The patterns of spontaneous Ca2+ signals generated by ventral spinal neurons in vitro show time‐dependent refinement

Abstract
Embryonic spinal neurons maintained in organotypic slice culture are known to mimic certain maturation‐dependent signalling changes. With such a model we investigated, in embryonic mouse spinal segments, the age‐dependent spatio‐temporal control of intracellular Ca2+ signalling generated by neuronal populations in ventral circuits and its relation with electrical activity. We used Ca2+ imaging to monitor areas located within the ventral spinal horn at 1 and 2 weeks of in vitro growth. Primitive patterns of spontaneous neuronal Ca2+ transients (detected at 1 week) were typically synchronous. Remarkably, such transients originated from widespread propagating waves that became organized into large‐scale rhythmic bursts. These activities were associated with the generation of synaptically mediated inward currents under whole‐cell patch‐clamp. Such patterns disappeared during longer culture of spinal segments: at 2 weeks in culture, only a subset of ventral neurons displayed spontaneous, asynchronous and repetitive Ca2+ oscillations dissociated from background synaptic activity.

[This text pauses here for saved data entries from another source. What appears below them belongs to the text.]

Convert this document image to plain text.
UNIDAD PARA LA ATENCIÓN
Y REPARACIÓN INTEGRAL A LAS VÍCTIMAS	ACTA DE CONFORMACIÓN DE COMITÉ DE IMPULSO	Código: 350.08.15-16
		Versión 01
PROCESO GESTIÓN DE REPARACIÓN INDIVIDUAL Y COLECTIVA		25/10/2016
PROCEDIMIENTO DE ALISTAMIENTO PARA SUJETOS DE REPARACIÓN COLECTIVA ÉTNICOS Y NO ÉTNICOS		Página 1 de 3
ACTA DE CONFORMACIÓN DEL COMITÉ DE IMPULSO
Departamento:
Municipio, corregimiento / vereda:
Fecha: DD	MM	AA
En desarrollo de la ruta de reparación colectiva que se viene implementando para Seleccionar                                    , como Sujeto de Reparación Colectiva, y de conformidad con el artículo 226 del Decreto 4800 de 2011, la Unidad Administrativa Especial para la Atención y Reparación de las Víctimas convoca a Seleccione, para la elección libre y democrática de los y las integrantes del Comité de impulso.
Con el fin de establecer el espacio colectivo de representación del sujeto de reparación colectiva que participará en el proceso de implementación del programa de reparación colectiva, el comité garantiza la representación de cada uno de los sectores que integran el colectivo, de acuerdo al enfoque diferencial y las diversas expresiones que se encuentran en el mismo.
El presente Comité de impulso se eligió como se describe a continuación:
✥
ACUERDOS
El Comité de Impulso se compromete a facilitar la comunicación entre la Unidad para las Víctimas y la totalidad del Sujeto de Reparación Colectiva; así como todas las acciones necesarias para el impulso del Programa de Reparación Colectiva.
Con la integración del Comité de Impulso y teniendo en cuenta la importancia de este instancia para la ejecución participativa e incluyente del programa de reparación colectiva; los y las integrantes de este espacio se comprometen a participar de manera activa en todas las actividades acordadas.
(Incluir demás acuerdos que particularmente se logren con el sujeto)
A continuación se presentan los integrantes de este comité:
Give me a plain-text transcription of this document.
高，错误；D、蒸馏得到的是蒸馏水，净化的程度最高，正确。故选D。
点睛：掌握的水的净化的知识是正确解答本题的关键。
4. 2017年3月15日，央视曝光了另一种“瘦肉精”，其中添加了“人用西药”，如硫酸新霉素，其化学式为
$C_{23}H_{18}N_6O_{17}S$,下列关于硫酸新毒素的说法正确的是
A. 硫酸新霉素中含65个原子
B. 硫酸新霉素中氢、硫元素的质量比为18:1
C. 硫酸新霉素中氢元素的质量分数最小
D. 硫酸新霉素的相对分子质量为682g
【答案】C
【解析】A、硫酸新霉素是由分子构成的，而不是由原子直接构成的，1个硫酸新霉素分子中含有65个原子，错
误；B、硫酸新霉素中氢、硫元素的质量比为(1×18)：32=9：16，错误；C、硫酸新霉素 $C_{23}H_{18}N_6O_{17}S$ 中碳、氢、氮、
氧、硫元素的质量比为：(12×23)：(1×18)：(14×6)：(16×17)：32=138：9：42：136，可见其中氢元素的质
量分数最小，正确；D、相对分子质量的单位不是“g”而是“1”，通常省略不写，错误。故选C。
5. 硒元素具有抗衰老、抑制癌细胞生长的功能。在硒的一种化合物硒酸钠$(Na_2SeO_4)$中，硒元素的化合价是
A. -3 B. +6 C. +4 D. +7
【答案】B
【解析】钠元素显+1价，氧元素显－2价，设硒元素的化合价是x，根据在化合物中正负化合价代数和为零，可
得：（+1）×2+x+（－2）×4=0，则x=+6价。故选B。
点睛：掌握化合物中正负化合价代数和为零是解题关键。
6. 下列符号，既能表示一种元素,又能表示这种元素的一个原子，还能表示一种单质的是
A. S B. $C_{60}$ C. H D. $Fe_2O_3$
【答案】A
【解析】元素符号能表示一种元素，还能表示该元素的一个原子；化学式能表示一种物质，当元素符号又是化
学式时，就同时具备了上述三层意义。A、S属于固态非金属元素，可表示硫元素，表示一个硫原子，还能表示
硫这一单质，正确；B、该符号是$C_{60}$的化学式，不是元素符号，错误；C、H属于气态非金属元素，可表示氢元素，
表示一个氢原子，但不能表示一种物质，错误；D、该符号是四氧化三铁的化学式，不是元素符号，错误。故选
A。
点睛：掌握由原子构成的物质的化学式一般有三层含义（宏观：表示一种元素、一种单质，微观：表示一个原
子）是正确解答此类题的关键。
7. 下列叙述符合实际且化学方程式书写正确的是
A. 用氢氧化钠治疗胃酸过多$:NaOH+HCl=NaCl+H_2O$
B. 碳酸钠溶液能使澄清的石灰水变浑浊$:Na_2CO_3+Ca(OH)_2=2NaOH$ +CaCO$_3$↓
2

We observed that the emergence of oscillations was a restricted phenomenon arising together with the transformation of ventral network electrophysiological bursting into asynchronous synaptic discharges. This change was accompanied by the appearance of discrete calbindin immunoreactivity against an unchanged background of calretinin‐positive cells. It is attractive to assume that periodic oscillations of Ca2+ confer a summative ability to these cells to shape the plasticity of local circuits through different changes (phasic or tonic) in intracellular Ca2+.